Für unzählige chinesische Familien wäre dies ein harter Schicksalsschlag.
Denn selbst konservativ kalkuliert dürften allein von Country Garden
mindestens 150.000 Apartments, welche bereits gekauft wurden, vorerst nicht
fertiggestellt werden. Dahinter stehen oft jahrzehntelang angehäufte
Ersparnisse, die nun möglicherweise wertlos sind. Auch für die
kommunistische Partei, die [3][immer stark um soziale Stabilität bemüht]
ist, ist dies eine alarmierende Entwicklung.
Ob es sich in China bereits um [4][eine klassische Immobilienblase]
handelt, darüber herrscht unter Experten zwar kein Konsens. Doch dass der
kriselnde Markt das Potenzial hat, die gesamte Volkswirtschaft in die Tiefe
zu stürzen, liegt auf der Hand: Der Bausektor mit all seinen zugehörigen
Industrien generiert rund 30 Prozent des chinesischen
Bruttoinlandsprodukts. Allein die Privathaushalte haben bis zu drei Viertel
ihrer Ersparnisse in den Häusermarkt geparkt – oft aus Ermangelung
alternativer Anlagemöglichkeiten.
Doch die einst boomende Branche funktionierte zuletzt nur mehr auf Pump.
Viele der hochverschuldeten Entwickler nahmen immer riskantere Kredite auf,
um ihr Geschäft am Laufen zu halten. Im Sommer 2020, als sich die
chinesische Volkswirtschaft gerade vom ersten Corona-Schock zu erholen
begann, proklamierte Staatschef Xi Jinping in einer richtungsweisenden
Rede, dass Immobilien als Wohnraum dienen sollten – und nicht als
Spekulationsobjekte.
## Etliche Bauentwickler in Zahlungsschwierigkeiten
Doch die beschlossene Verschärfung der Kreditvergabe löste in Windeseile
einen Dominoeffekt aus, von dem sich die Branche bislang nicht erholen
konnte: Etliche Bauentwickler gerieten in Zahlungsschwierigkeiten, weil sie
bei den Banken keine weiteren Schulden mehr aufnehmen konnten.

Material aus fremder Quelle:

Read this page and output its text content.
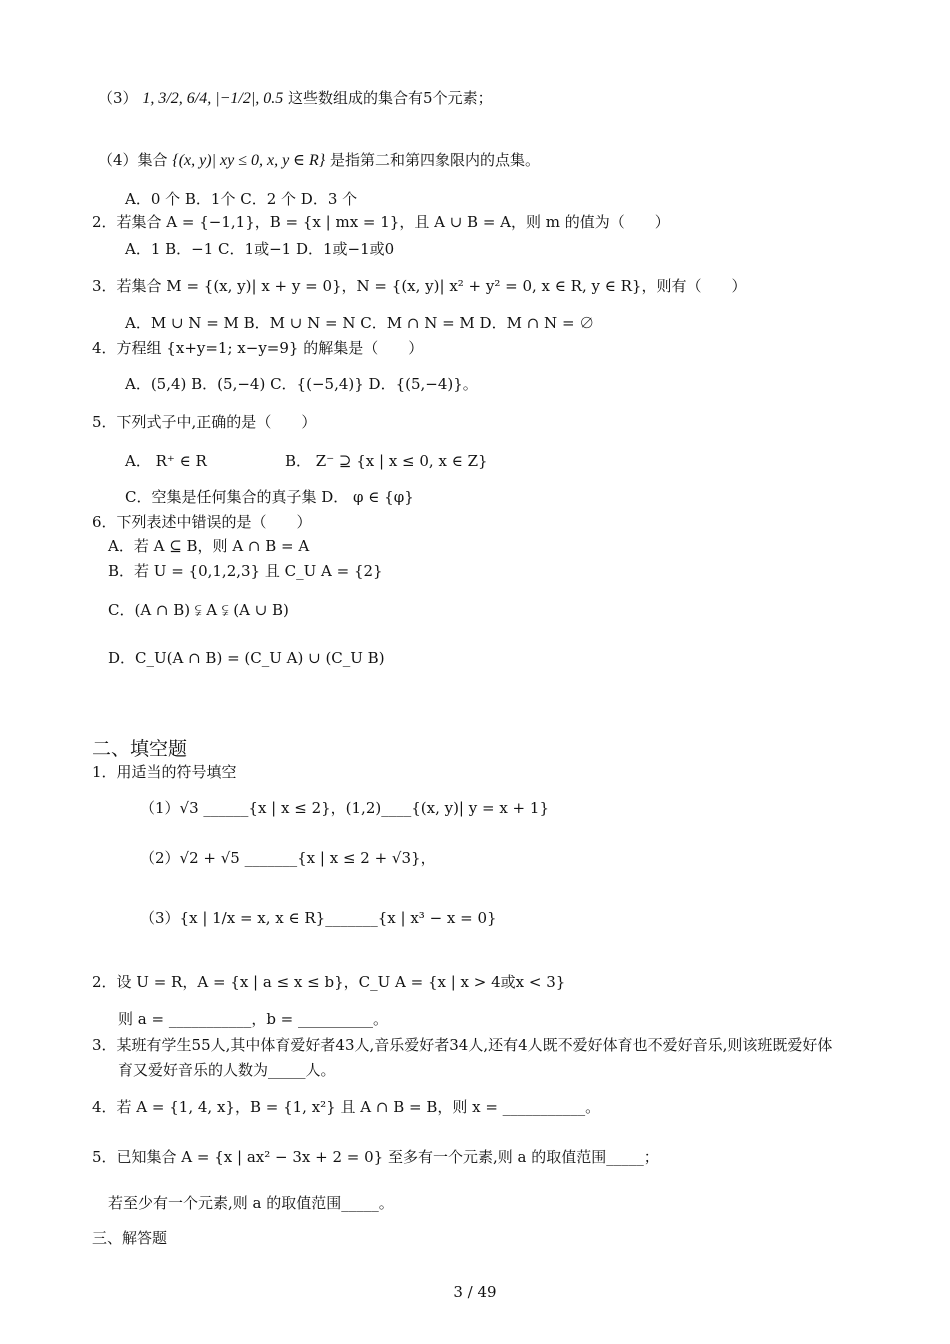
（3） 1, 3/2, 6/4, |−1/2|, 0.5 这些数组成的集合有5个元素；
（4）集合 {(x, y)| xy ≤ 0, x, y ∈ R} 是指第二和第四象限内的点集。
A．0 个 B．1个 C．2 个 D．3 个
2．若集合 A = {−1,1}，B = {x | mx = 1}，且 A ∪ B = A，则 m 的值为（　　）
A．1 B．−1 C．1或−1 D．1或−1或0
3．若集合 M = {(x, y)| x + y = 0}，N = {(x, y)| x² + y² = 0, x ∈ R, y ∈ R}，则有（　　）
A．M ∪ N = M B．M ∪ N = N C．M ∩ N = M D．M ∩ N = ∅
4．方程组 {x+y=1; x−y=9} 的解集是（　　）
A．(5,4) B．(5,−4) C．{(−5,4)} D．{(5,−4)}。
5．下列式子中,正确的是（　　）
A． R⁺ ∈ R	B． Z⁻ ⊇ {x | x ≤ 0, x ∈ Z}
C．空集是任何集合的真子集 D． φ ∈ {φ}
6．下列表述中错误的是（　　）
A．若 A ⊆ B，则 A ∩ B = A
B．若 U = {0,1,2,3} 且 C_U A = {2}
C．(A ∩ B) ⫋ A ⫋ (A ∪ B)
D．C_U(A ∩ B) = (C_U A) ∪ (C_U B)
二、填空题
1．用适当的符号填空
（1）√3 ______{x | x ≤ 2}，(1,2)____{(x, y)| y = x + 1}
（2）√2 + √5 _______{x | x ≤ 2 + √3}，
（3）{x | 1/x = x, x ∈ R}_______{x | x³ − x = 0}
2．设 U = R，A = {x | a ≤ x ≤ b}，C_U A = {x | x > 4或x < 3}
则 a = ___________，b = __________。
3．某班有学生55人,其中体育爱好者43人,音乐爱好者34人,还有4人既不爱好体育也不爱好音乐,则该班既爱好体
育又爱好音乐的人数为_____人。
4．若 A = {1, 4, x}，B = {1, x²} 且 A ∩ B = B，则 x = ___________。
5．已知集合 A = {x | ax² − 3x + 2 = 0} 至多有一个元素,则 a 的取值范围_____；
若至少有一个元素,则 a 的取值范围_____。
三、解答题
3 / 49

Die Causa Evergrande wurde schließlich zum prominentesten Symbol für die
chinesische Immobilienkrise. Bezeichnend ist, dass die Nachricht über den
aktuellen Konkursantrag im Reich der Mitte bis auf einige Beiträge in den
sozialen Medien praktisch nicht durchgedrungen ist. Auch am Freitagmittag
Ortszeit hatten die führenden Wirtschaftszeitungen nicht über den Fall
berichtet. Ganz offensichtlich hatten die Zensoren einen Maulkorb verhängt
– aus Angst, die Information könnte Unruhe innerhalb der Bevölkerung
auslösen.
Der Staat reagierte bislang auf die Krise mit eher kleineren Maßnahmen. Am
Donnerstag gab die chinesische Zentralbank bekannt, dass sie ihr im
November beschlossenes Kreditprogramm für die angeschlagenen
Immobilienentwickler bis Mai 2024 verlängern wird. Es handelt sich dabei um
Sonderdarlehen in Höhe von umgerechnet knapp 26 Milliarden Euro. Für eine
nachhaltige Erholung der Branche ist dies jedoch nicht einmal ansatzweise
ausreichend.
Bislang jedoch scheute Peking davor zurück, grundlegend zu intervenieren.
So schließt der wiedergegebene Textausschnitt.